薄暗い廊下に一人残されたボクは、用も無いのにトイレを覗いてみた。

 中は意外にも、近代的な設備が整っている。最新型の洋式システム・トイレに、豪華なパウダールームまで完備されていた。建物の外観からは、凡そ想像も着かない。

 あまりのギャップに面食らったボクは、結局何もしないままクルリと踵を返すと、後ろ手に扉を閉めた。

──何だろう、この敗北感は?
理由の解らない虚しさに、ガクリと肩を落とす。

負けた…。
この屋敷の何かしらに、ボクは負けたのだ。

 打ちひしがれ、とぼとぼと部屋に戻れば、既に氷見がボクの荷物を届けてくれていた。草臥れたリュックを見た途端、どっと疲れてその場にヘタリ込む。

文字通り、戦意喪失の体たらくだ。
まぁ…そう簡単に逃げ出せるとも、思っていなかったけれども。

 それにしても、お腹が空いた…。
夕食は何時からなのだろう?
ちゃんと訊いておけば良かったと後悔する。

 空きっ腹を抱えたまま、ボクは小さく踞った。

衝撃的な打明け話を聞かされながらの昼食は、全く喉を通らなかった。豪勢な懐石料理を前にしても、食欲が湧かない。

そもそも食事中に持ち出すには、重過ぎる内容だったのだ。お陰で、お腹はペコペコ。喉はカラカラ。もう、逃亡する気にもなれない。

 押さえ付けた胃袋がキュウと不平を訴えた──その時。不意に鼻腔の奥を、甘い香りが擽った。

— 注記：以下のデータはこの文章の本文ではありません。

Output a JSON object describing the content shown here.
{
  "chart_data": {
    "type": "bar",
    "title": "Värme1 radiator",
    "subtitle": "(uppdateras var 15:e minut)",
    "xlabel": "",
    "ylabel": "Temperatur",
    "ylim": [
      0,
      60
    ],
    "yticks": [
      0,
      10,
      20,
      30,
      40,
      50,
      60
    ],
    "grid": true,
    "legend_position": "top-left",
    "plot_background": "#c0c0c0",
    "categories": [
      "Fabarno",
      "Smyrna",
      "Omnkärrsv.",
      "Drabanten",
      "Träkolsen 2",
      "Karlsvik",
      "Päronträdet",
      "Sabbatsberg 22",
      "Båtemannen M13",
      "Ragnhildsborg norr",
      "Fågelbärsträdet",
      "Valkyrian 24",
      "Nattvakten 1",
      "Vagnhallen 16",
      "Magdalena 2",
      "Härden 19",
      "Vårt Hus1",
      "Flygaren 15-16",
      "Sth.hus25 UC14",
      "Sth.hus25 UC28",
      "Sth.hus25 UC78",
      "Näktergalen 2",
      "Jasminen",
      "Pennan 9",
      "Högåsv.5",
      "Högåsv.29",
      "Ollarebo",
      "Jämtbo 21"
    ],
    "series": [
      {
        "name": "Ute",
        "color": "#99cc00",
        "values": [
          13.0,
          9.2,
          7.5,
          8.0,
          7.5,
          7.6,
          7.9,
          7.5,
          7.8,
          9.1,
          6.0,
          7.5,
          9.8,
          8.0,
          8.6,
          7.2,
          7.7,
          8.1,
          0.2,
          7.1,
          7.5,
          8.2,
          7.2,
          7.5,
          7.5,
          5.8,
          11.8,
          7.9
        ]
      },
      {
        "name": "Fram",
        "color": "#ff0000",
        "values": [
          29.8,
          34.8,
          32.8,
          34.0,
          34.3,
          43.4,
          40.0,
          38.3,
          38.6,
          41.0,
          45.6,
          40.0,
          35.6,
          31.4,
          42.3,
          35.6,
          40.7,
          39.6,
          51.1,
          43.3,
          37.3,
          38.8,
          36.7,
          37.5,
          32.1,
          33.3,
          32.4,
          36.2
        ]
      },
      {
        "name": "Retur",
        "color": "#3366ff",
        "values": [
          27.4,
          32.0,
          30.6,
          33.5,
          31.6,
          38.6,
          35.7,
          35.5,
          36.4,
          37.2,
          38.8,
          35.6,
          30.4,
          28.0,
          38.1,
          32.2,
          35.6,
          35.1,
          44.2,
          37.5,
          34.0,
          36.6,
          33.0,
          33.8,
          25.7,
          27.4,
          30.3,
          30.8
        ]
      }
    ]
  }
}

窓の外を覗けば、厨房と思われる辺りから、何やら美味しそうな香りが漂って来る。

 あぁ、今夜は洋食かな?
バターを焦がす芳ばしい香りに、またしても腹の虫が鳴る。目を見張る様な素晴らしい料理が、食卓いっぱいに並ぶ様子を想像した途端、ボクの思考は全停止した。

今は只、この空白の時間が辛い。